Memutuskan berdehem, Naka sukses membuat Gapita mengalihkan mata dari ponselnya yang digenggam dan membuat perempuan itu terkikik menahan tawa. Ada apanya coba? Senyum-senyum nggak jelas!

“Aku berangkat, ya.” Gapita ternyata melepaskan ponselnya karena ingin meminta izin pamit kerja, bukan karena Naka memberi teguran melalui dehemannya.

“Ini belum ada jam delapan, hebat banget toko bunga itu sampe bikin karyawannya dateng lebih pagi daripada karyawan kantoran.” Sindiran itu sepertinya tidak mempan untuk Gapita, karena sekarang perempuan itu malah melebarkan senyumannya dengan bangga.

“Iya, dong! Toko bunga aku kerja itu lebih disiplin daripada kantor kamu, hehe.” Lalu, Pita menyalimi tangan suaminya. “Aku berangkat!”

Dan benar. Gapita tidak menoleh lagi hanya untuk memastikan apakah semua kebutuhan suaminya terpenuhi atau tidak. Tidak peduli apakah perempuan itu sudah menyiapkan sarapan atau tidak. Meski tidak esktrem sampai tak peduli rumah, tapi bagi Janaka istrinya sudah tidak sepeduli biasanya.

“Baguslah! Lo harusnya bersyukur dia nggak peduli sama lo dan pernikahan kalian ini, Ka. Kalian bisa mutusin pisah setelah nggak ada kecocokan begini. Iya, kan?” tanya Janaka pada cermin di depannya. Masih dengan dasi yang belum selesai juga dia kerjakan.

Seharusnya dia bisa lebih cepat dari Gapita yang biasanya tidak secekatan dirinya. Namun, pagi ini hancur sudah vibe baik pagi harinya.

*

Sesampainya di kantor, Janaka memilih langsung mengerjakan apa yang asistennya—Riyanti sampaikan.
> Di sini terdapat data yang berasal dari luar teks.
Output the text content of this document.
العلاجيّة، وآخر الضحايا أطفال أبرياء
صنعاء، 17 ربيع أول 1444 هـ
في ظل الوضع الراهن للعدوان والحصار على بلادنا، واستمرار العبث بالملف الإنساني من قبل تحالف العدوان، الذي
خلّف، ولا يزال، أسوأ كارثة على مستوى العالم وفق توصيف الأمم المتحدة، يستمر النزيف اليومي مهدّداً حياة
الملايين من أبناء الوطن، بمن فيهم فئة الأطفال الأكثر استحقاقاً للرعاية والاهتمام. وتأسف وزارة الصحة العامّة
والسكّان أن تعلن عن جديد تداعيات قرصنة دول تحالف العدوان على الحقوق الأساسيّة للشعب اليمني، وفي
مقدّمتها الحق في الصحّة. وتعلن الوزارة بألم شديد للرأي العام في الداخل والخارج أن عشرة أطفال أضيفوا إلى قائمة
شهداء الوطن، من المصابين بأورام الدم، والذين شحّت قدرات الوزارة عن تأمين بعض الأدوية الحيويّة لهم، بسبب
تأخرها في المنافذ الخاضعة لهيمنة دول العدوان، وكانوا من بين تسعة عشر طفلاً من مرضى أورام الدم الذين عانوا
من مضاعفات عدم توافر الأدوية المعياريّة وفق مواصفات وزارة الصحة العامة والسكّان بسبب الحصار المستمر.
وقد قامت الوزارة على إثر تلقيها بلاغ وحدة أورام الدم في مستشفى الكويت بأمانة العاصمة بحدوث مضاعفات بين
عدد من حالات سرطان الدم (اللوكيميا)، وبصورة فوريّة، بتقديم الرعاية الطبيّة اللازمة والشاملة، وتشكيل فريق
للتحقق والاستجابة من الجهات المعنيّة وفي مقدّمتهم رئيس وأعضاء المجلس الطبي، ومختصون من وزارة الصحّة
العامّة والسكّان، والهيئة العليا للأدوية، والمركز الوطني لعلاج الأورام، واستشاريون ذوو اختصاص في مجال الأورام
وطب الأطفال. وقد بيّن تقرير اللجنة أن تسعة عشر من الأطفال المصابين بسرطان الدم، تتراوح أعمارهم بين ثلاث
Kepalanya yang berat karena memikirkan Gapita setidaknya bisa dia alihkan sejenak dengan pekerjaan.

“Kopi, Bapak.” Kata Riyanti seraya meletakkan gelas berisi kopi pesanan Janaka.

“Hm. Makasih,” sahut Naka.

“Kalau begitu saya permisi, Pak.”

Riyanti sudah akan ke luar, tapi Janaka memanggilnya kembali. “Eh, eh, eh, Riyanti!”

“Iya, Pak?” Perempuan itu kembali menghadap Janaka.

“Saya mau tanya seputar perempuan.”

Riyanti mengernyit, tapi tidak menolak. Ya, jika menolak bisa gawat pekerjaannya. “Iya, Pak. Selama saya bisa bantu jawab.”

Janaka menyangga kedua sikunya di atas meja. Merapatkan tangan hingga menahan dagunya.

“Perempuan kalo suka senyum-senyum sendiri sambil lihat handphone itu kenapa, ya?” tanya Janaka dengan nada super ingin tahu.

“Sepengalaman saya, Pak. Biasanya kalau ada balasan dari temen yang lucu, bikin balik semangat, ya... senyum-senyum lihat handphone, Pak. Jangankan chat lucu, gambar receh dari internet aja bisa bikin senyum bahkan ketawa.”

“Bukannya dapet chat dari pasangan atau selingkuhan, gitu?”

Riyanti tertegun sejenak.

“Nggak harus begitu, Pak. Kalau bapak berpikiran jelek, biasanya akan begitu yang dilakukan pasangan bapak. Semakin dituduh dan disudutkan, bisa aja pasangan bapak makin buktiin tuduhan bapak.”

“Saya nggak bilang pasangan saya selingkuh! Kok, kamu bilang gitu ke saya?!”

Riyanti mendengkus dalam hati. “Iya, saya minta maaf, Pak. Tapi itu jawaban saya. Maaf kalau tidak bisa memuaskan keingintahuan bapak.”

“Yaudah, balik kerja!” usir Janaka begitu saja.

Seperginya Riyanti, Janaka malah memikirkan lamat-lamat ucapan asistennya itu. Apa harus berhenti berpikiran negatif ke Pita?